Die Babys müssen nicht zwangsweise im Krankenhaus vertauscht worden sein, sagt Uniklinikum-Chef Falzberger.(Foto: picture alliance / dpa)

Babys in Österreich vertauscht: Blutspende-Ergebnis erschüttert Familie

In der Uniklinik in Graz werden vor 25 Jahren Babys vertauscht. Durch einen Zufall erfährt eine junge Frau jetzt, dass sie mit ihrer Mutter unmöglich verwandt sein kann. Um den Fall umfassend aufzuklären, braucht es die Mithilfe hunderter Familien.

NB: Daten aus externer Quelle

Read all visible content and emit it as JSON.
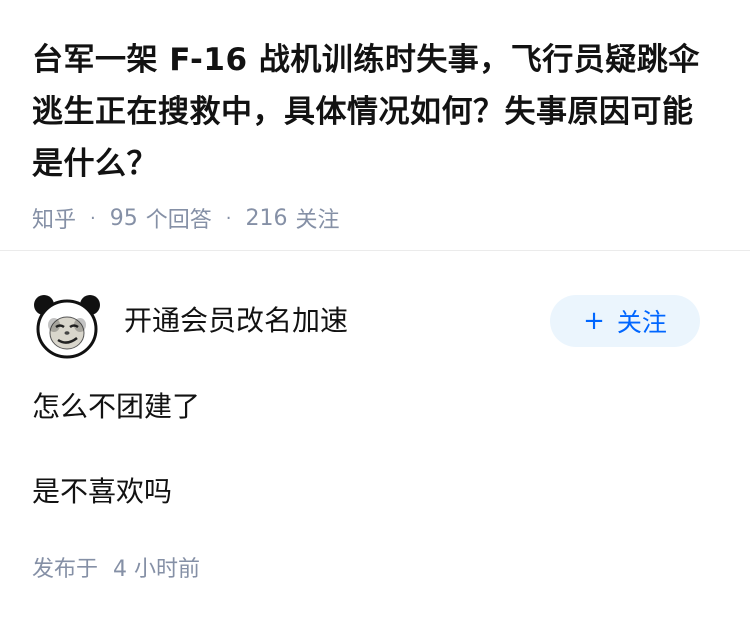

25 Jahre lang wächst eine Frau in dem Glauben auf, mit ihrer Mutter auch blutsverwandt zu sein. Bis zu jenem Tag, der alles ändern soll. Die junge Österreicherin kommt vom Blutspenden mit der Erkenntnis zurück, dass ihre Mutter nicht ihre leibliche ist. In der Hoffnung auf Beratung kontaktieren Mutter und Tochter die Rechtsabteilung der steiermärkischen Krankenkasse, wie die "Kleine Zeitung" berichtet. Die Vermutung liegt nahe, sie sei als Baby im Krankenhaus vertauscht worden. Das Uniklinikum Graz, in dem die junge Frau zur Welt kam, bestätigt den Fall. Zwischen dem 15. Oktober und dem 20.November hätte es demnach zu der Verwechslung kommen können.

Die Grazer Klinik versichert, intensive Recherchen durchgeführt zu haben. Im April 2015 habe man die Staatsanwaltschaft eingeschaltet, da die Babys auch außerhalb des Krankenhauses hätten vertauscht worden sein können. "Wir wollten den Fall durch eine unabhängige Instanz prüfen lassen", wird Klinikleiter Gebhard Falzberger in der "Kleinen Zeitung" zitiert.

Die Wahrscheinlichkeit Kinder in Krankenhäusern zu verwechseln, sei sehr gering. Man sei bemüht, den Fall gemeinsam mit der betroffenen Familie aufzuklären. Derweil hat die Staatsanwaltschaft das Verfahren wieder eingestellt. Laut Klinik ist der Fall strafrechtlich verjährt.

Recherchen der Klinik ergaben, dass in dem betroffenen Zeitraum 200 Mädchen zur Welt kamen. Die einzige Chance, damit die Familie endlich Gewissheit hat und der Fall abschließend aufgeklärt werden kann, wäre ein DNA-Test. Doch die Uniklinik kann die Familien zu einem solchen Test nicht zwingen. Sie müssten freiwillig einwilligen.